Hey Excel users, anyone remember this?
Yes, it’s the now defunct “Lookup Wizard” which, according the MSDN Library entry of January 1996, “…helps Excel users create lookup formulas quickly. Even expert users will find the Wizard’s lookup formulas useful in advanced spreadsheet and application development projects”
Well, this was obviously not the case or else this “useful” wizard would still be with us today. What “expert” Excel user can’t construct a simple Vlookup or even use the fiddly Index/Match combo?
So, it’s with the same sense of foreboding that I’ve been working through the Quick Measures supplied by the recent releases of Power BI Desktop. The requirement for these Quick Measures is to give users a list of pre-done DAX solutions, presumably because Microsoft feel that their everyday users cannot get to grips with DAX, particularly with respect to creating measures.
They do have a point. One of my course attendees once told me that he had used DAX enough to know that “it’s frustratingly different from Excel”.
Beware the Quick Wizard!
Having trained extensively in Power Pivot, Power BI and DAX, I have a number of issues with these Quick Measures. I’ve never been keen on anything called a “wizard” or anything prefixed with the word “quick” because I feel I’m quite capable, thank you, of doing it myself, as quick as I require. More importantly, in doing so I retain control over what I’m doing and learn new skills along the way.
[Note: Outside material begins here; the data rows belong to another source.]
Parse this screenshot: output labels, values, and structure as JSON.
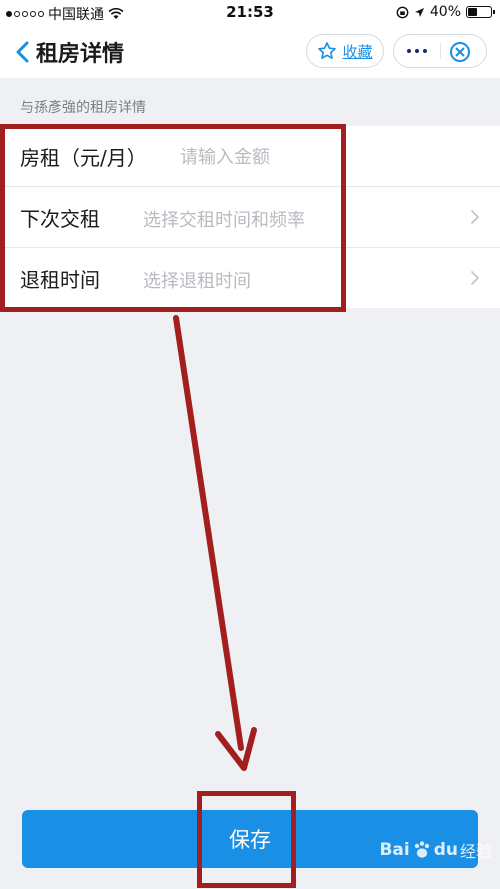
{
  "status_bar": {
    "carrier": "中国联通",
    "time": "21:53",
    "battery": "40%",
    "battery_level": 0.4
  },
  "nav": {
    "back_icon": "chevron-left-icon",
    "title": "租房详情",
    "favorite_icon": "star-outline-icon",
    "favorite_label": "收藏",
    "more_icon": "more-dots-icon",
    "close_icon": "miniapp-close-icon"
  },
  "section": {
    "header": "与孫彥強的租房详情"
  },
  "form": {
    "rent": {
      "label": "房租（元/月）",
      "placeholder": "请输入金额"
    },
    "next_payment": {
      "label": "下次交租",
      "placeholder": "选择交租时间和频率"
    },
    "move_out": {
      "label": "退租时间",
      "placeholder": "选择退租时间"
    }
  },
  "save_button": {
    "label": "保存"
  },
  "watermark": {
    "brand": "Bai",
    "brand_mark": "du",
    "suffix": "经验"
  },
  "colors": {
    "accent": "#1a8fe6",
    "annotation": "#a31e1e",
    "background": "#eff0f4"
  }
}
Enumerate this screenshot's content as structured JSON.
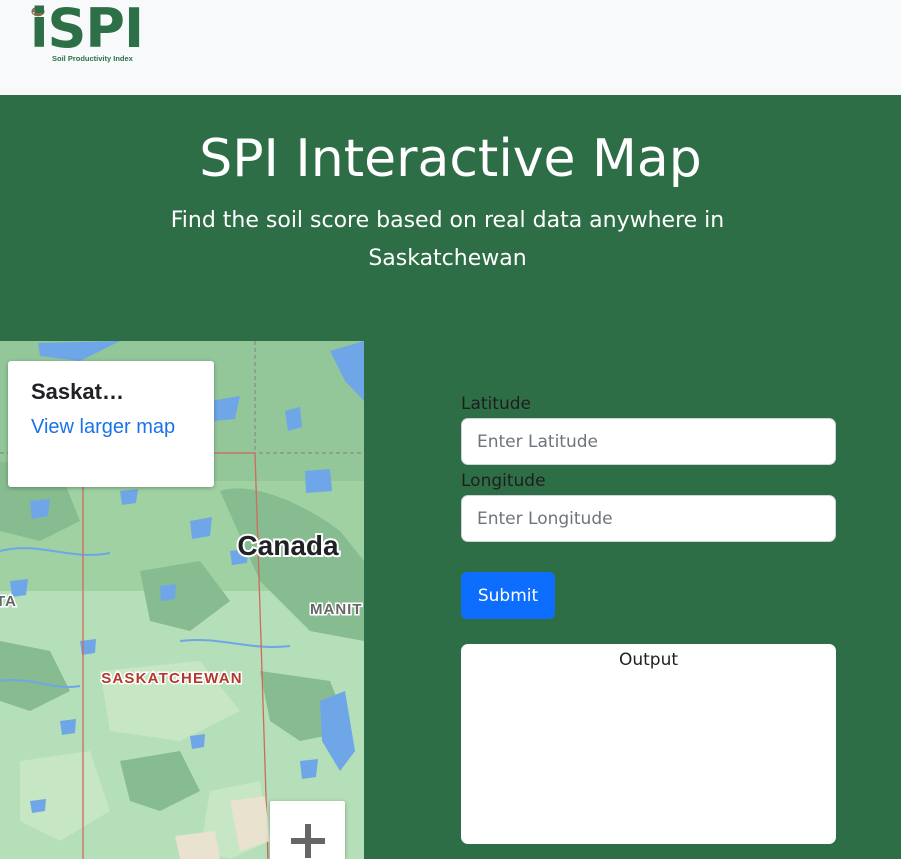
{
  "brand": {
    "logo_text": "iSPI",
    "logo_subtitle": "Soil Productivity Index",
    "color": "#2d7047"
  },
  "hero": {
    "title": "SPI Interactive Map",
    "subtitle": "Find the soil score based on real data anywhere in Saskatchewan",
    "background": "#2e6e47"
  },
  "map": {
    "card_title": "Saskat…",
    "card_link": "View larger map",
    "labels": {
      "country": "Canada",
      "province": "SASKATCHEWAN",
      "east_cut": "MANIT",
      "west_cut": "TA"
    },
    "zoom_in_icon": "plus-icon"
  },
  "form": {
    "latitude_label": "Latitude",
    "latitude_placeholder": "Enter Latitude",
    "latitude_value": "",
    "longitude_label": "Longitude",
    "longitude_placeholder": "Enter Longitude",
    "longitude_value": "",
    "submit_label": "Submit",
    "submit_color": "#0d6efd",
    "output_label": "Output"
  }
}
You may think I’m the sort of person that whittles their own spoons from a log, or knits their own Pivot Table, but I’m not. There are good reasons to avoid using Power BI’s Quick Measures and to learn DAX instead.
One size fits all?
Firstly, thinking about “useful” wizards, how useful are Quick Measures really going to be? Because of the limitless variety of how data can prevent itself there are no amount of Quick Measures that can ever come anywhere near the requirements of most data. All data models are unique and exceptional and there is no “one-size fits all” solution. Just picking a few expressions (22 on the most recent count) is a drop in the ocean as compared to the variety of expression that would be required in most data models.
A good way to learn DAX?
The problem here is that the DAX expressions in the Quick Measures must be unimaginably complex and convoluted to work across the diversity of data that may present itself in any data model. So, for example, there is the ubiquitous use of the KEEPFILTERS function which, according to Marco Russo in his Definitive Guide to DAX, “in the ranking of complex DAX functions, the KEEPFILTERS function has a very good position”. Not such a good place to start learning DAX then!
Monkey see Monkey do?
In that case some people might say “don’t worry about understanding the expression, just edit the table and column names to be applicable to your data model”. But the complexity of the expressions makes it difficult, if not impossible for non-DAX users to simply edit them in a “Monkey see Monkey do” way, particularly when variables are added into the melting pot.
What, no Date Table?
My biggest concern, however, is attempting to negate the use of the Date Table with this warning in the Quick Measure; “Time intelligence quick measures can only be grouped or filtered by the Power BI-provided date hierarchy.”
One of the biggest benefits of moving across to Power BI and using DAX is the use of the Time Intelligence functions that allow you to analyse your data across any timeframe you care to mention. The use of the Date Table is mandatory in most of these expressions. My worry would be that if you started out by using the Quick Measure Time Intelligence, you would at some point come up against a brick wall when you want to move onto more complex calculations e.g. calculating new and returning customers.
Quick and Dirty
So at best, Quick Measures are a quick fix that just by chance may work for your data. At worst, they are an ineffectual and short-term solution that won’t stand the test of time and stops the user from learning more. In the worst case Quick Measures present DAX as unnecessarily complex and inflexible, when in fact quite the reverse is true!